The Inflation Reduction Act, which President Biden signed in August, provided some hope for Blue Wolf negotiators. It was targeted largely at climate change issues. It included a tax credit for domestic manufacturers of aluminum (as one of the bill’s “critical” minerals) and a production tax credit, plus a variety of other grants and loans.

But Blue Wolf Capital was dealt a setback on Dec. 9 when the World Trade Organization announced its opposition to steel and aluminum tariffs that had been put in place by President Donald Trump and maintained there by Biden.

Until 2000, the United States ranked as the world’s largest producer of primary aluminum, the Congressional Research Service said. But by 2021, the United States accounted for less than 2 percent of worldwide primary aluminum production; its rank tumbled to ninth among primary aluminum producers.

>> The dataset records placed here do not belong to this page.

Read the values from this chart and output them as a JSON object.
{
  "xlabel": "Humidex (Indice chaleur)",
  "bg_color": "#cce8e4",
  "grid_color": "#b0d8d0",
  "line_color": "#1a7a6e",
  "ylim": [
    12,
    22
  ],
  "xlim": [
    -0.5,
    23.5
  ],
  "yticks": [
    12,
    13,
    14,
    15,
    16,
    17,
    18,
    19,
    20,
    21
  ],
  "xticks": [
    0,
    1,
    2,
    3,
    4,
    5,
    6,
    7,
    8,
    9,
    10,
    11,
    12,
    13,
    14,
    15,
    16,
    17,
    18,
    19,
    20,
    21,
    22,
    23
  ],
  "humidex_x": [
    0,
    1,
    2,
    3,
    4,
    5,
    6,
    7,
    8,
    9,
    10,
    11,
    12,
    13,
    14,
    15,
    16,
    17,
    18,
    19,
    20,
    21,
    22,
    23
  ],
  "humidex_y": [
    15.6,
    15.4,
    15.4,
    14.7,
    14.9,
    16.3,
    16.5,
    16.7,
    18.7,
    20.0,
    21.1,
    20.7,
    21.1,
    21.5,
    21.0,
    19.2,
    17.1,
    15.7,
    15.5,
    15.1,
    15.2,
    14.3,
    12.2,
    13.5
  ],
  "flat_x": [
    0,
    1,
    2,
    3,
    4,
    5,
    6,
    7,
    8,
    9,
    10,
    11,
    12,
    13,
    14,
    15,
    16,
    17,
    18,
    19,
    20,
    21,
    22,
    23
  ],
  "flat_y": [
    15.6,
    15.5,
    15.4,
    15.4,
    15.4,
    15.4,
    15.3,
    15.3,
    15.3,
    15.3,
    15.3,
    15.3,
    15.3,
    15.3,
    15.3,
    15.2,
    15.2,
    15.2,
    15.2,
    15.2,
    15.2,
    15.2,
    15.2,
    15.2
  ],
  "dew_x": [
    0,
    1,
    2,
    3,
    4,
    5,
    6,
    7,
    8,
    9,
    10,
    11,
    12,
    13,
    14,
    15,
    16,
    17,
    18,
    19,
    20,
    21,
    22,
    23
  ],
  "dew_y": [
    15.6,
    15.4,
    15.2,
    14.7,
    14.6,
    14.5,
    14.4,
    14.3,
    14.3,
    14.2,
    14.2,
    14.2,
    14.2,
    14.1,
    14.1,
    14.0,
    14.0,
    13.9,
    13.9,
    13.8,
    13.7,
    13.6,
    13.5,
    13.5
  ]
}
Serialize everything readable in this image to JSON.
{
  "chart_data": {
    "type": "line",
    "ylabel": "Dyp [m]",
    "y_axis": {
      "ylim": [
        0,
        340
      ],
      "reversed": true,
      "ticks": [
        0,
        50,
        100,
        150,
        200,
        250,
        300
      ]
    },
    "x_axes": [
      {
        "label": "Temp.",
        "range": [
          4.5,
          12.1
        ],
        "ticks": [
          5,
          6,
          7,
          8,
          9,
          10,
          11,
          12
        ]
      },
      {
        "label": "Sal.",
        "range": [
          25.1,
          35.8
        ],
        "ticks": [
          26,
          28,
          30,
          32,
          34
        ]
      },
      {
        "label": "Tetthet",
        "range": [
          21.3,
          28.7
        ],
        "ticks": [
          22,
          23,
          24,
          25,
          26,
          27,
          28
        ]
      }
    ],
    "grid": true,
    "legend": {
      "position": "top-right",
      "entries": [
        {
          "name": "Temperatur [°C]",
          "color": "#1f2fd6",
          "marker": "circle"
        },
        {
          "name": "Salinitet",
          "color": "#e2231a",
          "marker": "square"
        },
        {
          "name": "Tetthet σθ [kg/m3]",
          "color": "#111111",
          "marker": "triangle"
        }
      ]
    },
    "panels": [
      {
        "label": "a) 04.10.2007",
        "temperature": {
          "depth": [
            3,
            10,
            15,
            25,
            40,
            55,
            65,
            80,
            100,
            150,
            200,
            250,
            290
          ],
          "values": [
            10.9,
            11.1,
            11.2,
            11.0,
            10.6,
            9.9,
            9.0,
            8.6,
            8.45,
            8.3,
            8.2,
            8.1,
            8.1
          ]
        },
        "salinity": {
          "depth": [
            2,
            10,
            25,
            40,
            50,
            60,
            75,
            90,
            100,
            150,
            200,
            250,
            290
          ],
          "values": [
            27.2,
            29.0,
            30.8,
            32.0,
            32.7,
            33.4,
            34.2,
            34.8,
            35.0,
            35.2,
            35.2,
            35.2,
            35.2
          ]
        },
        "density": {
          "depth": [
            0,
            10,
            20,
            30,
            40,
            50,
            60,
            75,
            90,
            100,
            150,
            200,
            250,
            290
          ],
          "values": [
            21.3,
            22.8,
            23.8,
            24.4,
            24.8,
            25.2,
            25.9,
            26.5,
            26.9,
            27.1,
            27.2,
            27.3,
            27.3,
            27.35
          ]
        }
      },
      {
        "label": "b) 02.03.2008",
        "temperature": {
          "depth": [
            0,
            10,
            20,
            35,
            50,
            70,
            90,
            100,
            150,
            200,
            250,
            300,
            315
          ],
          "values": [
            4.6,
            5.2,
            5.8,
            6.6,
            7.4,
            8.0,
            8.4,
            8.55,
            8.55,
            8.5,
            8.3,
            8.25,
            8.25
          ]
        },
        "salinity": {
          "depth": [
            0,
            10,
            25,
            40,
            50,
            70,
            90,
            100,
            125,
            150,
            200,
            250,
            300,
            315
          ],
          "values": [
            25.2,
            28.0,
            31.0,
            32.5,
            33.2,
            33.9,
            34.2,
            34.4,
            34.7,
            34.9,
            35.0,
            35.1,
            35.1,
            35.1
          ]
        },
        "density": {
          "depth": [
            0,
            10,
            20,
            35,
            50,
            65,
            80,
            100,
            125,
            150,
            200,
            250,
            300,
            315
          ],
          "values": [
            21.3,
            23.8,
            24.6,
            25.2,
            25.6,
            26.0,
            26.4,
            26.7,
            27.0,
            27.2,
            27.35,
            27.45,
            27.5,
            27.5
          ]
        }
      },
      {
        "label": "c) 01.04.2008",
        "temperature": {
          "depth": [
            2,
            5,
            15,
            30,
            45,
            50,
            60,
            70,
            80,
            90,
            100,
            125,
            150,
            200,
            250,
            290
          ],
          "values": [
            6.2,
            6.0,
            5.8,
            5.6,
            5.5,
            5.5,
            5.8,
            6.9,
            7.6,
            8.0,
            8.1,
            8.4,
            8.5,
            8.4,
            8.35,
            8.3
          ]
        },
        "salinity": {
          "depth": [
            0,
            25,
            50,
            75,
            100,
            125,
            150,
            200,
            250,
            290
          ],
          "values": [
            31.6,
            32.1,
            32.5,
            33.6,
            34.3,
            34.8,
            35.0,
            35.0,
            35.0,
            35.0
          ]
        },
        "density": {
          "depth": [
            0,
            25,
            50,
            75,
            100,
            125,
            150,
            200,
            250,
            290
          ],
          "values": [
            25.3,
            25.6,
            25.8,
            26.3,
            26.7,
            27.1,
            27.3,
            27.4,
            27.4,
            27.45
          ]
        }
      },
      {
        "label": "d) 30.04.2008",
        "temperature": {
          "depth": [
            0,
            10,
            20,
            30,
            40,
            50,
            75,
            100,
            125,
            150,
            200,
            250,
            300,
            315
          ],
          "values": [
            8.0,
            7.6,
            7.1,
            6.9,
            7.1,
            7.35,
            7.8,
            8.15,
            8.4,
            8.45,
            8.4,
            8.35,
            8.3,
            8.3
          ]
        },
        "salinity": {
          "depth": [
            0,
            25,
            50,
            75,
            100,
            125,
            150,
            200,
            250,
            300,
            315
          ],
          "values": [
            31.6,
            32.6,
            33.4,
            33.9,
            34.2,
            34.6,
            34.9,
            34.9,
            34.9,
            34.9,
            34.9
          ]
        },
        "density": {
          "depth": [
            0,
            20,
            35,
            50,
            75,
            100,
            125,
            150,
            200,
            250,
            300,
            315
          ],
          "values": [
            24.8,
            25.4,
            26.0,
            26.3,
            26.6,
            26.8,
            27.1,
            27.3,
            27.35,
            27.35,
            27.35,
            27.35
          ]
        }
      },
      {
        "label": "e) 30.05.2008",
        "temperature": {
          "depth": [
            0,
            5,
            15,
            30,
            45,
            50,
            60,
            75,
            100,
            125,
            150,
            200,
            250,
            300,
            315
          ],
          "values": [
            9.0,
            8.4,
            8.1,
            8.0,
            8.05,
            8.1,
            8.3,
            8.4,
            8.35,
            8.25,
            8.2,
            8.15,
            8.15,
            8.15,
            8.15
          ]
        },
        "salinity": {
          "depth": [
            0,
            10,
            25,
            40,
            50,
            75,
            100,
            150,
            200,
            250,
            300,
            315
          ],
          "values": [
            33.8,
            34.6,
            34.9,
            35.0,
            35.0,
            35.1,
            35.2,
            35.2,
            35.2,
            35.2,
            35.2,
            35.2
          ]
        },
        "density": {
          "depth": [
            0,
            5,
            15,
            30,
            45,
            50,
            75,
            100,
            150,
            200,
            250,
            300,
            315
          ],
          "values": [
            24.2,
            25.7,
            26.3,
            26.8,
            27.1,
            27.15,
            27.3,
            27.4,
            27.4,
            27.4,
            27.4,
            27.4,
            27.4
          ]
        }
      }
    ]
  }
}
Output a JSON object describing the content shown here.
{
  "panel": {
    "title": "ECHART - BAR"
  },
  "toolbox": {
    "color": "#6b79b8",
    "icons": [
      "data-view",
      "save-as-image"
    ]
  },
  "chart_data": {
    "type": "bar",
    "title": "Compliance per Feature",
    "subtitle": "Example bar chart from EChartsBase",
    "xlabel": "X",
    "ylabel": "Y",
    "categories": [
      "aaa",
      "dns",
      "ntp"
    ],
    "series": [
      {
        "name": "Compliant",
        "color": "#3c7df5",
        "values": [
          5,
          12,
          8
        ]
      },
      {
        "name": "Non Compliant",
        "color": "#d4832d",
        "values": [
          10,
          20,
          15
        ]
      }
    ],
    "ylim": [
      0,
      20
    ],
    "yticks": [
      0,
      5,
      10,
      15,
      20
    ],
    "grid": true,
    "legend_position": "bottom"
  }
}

In 2000, 12 companies operated 23 primary smelting facilities in the United States; by the close of 2021, six primary smelters were operated by three firms, CRS said. One more smelter closed this year.

“Adding new capacity would have been terrific,” said Quinn, the vice president at Securing America’s Future Energy. He noted that the United States “on its best day” would import two-fifths of its 5 million metric tons a year of aluminum.

“In the recent Inflation Reduction Act, Congress supported the development of electric vehicles, solar, and wind power using domestic U.S. supplies,” said Joshua Gotbaum, an adviser to Blue Wolf who has served in five administrations. “All of those require aluminum, and virtually none of it will be U.S.-made without a U.S. aluminum industry.”

Gotbaum said in an email that “unless Congress and the Biden Administration do what virtually every other nation does — provide affordable electricity with government help — the U.S. aluminum industry will vanish and America’s energy transition will be forced to rely on the goodwill of other nations.”

Josh Partlow contributed to this report.